TylerNorcross

S&P 500 - pushing higher

SP:SPX   S&P 500 Index
Yesterday’s US Consumer Price Index (CPI), showed numbers going in the wrong direction. The headline year-on-year CPI rose 3.2%. This was higher than expected, and above the +3.1% reading from January. Previously, January’s numbers had disappointed, coming in above expectations although still showing an overall decline. That had caused a serious market disruption and a sharp sell-off in risk assets. It’s worth noting that Headline CPI has shown no improvement since June last year when it dropped to +3.0% year-on-year. Yesterday we saw an initial knee-jerk sell-off before prices turned up with the S&P 500 going on to close at a record high. It does sometimes happen that the market rallies after the release of an important number, even if that number disappoints.
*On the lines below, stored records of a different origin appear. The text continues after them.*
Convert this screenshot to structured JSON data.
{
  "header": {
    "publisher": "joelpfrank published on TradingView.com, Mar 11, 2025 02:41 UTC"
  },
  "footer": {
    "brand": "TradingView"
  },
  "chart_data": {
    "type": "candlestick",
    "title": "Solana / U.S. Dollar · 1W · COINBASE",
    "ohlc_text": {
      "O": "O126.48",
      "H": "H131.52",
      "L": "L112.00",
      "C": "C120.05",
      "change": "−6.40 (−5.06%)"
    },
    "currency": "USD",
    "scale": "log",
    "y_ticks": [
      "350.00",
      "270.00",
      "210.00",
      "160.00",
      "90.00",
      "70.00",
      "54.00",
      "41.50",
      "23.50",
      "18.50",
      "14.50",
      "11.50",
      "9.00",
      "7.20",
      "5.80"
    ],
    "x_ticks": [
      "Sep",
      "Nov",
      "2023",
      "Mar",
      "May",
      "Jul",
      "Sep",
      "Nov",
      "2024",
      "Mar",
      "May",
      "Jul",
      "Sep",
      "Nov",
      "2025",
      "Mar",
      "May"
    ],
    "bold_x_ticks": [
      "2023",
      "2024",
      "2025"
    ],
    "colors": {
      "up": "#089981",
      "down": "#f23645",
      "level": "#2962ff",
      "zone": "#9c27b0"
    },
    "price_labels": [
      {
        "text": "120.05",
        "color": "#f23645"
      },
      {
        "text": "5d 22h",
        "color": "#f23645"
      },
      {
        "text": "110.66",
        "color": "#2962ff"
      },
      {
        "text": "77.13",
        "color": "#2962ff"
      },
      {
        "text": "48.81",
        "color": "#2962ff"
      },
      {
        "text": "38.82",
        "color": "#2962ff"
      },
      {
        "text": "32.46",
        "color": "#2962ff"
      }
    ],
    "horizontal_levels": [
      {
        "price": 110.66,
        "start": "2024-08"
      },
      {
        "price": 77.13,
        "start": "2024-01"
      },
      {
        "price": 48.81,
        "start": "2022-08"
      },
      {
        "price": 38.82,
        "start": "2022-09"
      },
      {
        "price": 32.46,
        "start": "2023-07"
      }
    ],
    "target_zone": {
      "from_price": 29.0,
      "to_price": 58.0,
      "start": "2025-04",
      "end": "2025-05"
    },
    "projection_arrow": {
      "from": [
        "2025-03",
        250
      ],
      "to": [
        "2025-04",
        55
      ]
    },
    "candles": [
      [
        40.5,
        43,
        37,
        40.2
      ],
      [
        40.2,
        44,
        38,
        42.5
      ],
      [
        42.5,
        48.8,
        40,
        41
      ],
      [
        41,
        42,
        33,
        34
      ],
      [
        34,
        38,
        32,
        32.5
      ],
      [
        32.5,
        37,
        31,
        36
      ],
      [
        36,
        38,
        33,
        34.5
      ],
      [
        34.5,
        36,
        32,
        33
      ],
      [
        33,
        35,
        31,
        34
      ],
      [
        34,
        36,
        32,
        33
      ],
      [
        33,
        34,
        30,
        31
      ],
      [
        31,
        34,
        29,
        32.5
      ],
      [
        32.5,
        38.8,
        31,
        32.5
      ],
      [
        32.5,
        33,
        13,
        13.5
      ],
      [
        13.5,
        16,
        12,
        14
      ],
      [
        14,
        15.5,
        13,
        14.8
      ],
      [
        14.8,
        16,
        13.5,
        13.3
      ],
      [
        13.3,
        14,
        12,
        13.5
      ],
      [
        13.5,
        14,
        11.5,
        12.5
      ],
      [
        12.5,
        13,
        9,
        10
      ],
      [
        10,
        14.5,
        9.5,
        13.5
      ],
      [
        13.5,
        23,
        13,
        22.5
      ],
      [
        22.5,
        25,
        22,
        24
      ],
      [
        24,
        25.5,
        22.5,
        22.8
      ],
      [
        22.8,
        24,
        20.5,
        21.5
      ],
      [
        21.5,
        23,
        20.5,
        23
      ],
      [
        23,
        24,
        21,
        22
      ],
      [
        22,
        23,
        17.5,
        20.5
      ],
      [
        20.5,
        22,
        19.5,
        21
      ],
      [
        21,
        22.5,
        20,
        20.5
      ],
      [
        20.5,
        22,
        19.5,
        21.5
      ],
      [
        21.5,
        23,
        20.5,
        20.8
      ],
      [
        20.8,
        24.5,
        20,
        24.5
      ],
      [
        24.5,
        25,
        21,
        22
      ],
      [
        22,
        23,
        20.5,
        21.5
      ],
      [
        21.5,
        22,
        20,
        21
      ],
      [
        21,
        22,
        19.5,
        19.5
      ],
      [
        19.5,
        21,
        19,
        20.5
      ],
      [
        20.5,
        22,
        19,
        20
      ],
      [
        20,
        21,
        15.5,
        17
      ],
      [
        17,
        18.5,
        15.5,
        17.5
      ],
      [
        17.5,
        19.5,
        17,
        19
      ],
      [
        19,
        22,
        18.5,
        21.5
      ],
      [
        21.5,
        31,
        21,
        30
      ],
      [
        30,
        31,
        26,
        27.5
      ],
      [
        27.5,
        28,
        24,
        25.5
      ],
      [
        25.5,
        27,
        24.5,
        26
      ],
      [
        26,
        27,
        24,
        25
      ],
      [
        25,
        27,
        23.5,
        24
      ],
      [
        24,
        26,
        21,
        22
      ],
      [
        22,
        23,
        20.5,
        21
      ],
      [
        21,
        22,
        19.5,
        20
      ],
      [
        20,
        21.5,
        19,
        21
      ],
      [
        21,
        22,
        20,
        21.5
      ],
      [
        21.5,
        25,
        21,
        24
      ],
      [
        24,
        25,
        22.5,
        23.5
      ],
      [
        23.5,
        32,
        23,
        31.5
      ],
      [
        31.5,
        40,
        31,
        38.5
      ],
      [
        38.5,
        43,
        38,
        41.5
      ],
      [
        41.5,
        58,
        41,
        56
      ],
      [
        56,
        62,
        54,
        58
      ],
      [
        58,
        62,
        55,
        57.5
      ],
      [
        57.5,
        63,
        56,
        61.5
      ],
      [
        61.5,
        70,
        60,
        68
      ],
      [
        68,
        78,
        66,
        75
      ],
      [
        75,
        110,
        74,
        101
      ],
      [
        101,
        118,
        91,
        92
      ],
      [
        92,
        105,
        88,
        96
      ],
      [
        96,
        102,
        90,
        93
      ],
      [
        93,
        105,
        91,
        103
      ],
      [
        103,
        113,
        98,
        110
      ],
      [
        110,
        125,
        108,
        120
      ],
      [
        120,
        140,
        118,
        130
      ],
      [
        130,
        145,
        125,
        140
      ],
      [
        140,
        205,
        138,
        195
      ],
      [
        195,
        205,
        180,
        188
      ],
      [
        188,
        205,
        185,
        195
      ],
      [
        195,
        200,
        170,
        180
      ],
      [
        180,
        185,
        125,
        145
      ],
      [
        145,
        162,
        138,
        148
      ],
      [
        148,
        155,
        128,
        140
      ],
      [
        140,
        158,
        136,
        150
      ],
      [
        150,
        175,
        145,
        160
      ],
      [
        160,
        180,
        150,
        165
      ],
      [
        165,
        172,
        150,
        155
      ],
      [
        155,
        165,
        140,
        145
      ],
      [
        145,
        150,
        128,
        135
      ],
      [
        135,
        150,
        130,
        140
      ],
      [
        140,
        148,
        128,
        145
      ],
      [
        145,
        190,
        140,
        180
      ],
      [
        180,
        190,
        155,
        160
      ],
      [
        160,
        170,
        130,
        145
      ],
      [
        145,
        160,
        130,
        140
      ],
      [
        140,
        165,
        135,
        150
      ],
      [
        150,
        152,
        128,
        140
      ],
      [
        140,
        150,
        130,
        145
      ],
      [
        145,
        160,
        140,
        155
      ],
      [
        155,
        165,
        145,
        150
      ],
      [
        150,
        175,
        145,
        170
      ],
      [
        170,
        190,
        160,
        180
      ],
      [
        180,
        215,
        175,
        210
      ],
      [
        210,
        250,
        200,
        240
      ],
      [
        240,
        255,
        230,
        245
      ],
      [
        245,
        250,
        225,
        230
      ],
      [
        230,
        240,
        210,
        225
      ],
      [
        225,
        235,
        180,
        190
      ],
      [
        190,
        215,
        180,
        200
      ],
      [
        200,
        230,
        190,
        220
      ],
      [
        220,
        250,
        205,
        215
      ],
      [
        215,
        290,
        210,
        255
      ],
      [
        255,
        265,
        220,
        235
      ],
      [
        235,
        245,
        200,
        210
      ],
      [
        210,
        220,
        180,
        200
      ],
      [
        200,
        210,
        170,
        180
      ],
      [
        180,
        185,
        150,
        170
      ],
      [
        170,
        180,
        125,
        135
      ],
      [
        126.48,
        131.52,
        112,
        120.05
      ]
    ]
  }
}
It’s a sign of relief as much as anything. But it also indicates that path of least resistance is upwards for now, as investors are not yet ready to call a top. As far as forecasts for the path and timing of Federal Reserve rate cuts are concerned, nothing really changed. The probability of no change at next week’s meeting is now 99%, while there’s now a 58% likelihood of a 25 basis point cut at the June meeting. Once again, NVIDIA was a feature yesterday. The designer of chips used in generative AI rallied over 6%, and is back within spitting distance of its own record high from last week. This move helped to lift the NASDAQ 100 by 1.5% on the day. It’s been a relatively quiet session so far. But we are seeing a modest sell-off in tech. Today’s notable losers are NVIDIA and Tesla which are both down over 3%. The S&P 500 is trading above the top of its trading range (see chart) suggesting that we’re either experiencing, or about to experience, a bit of a blow-off top. There’s also continued negative divergence with the daily MACD (as there is also with the NASDAQ 100) suggesting that caution is warranted now more than at any time during this rally.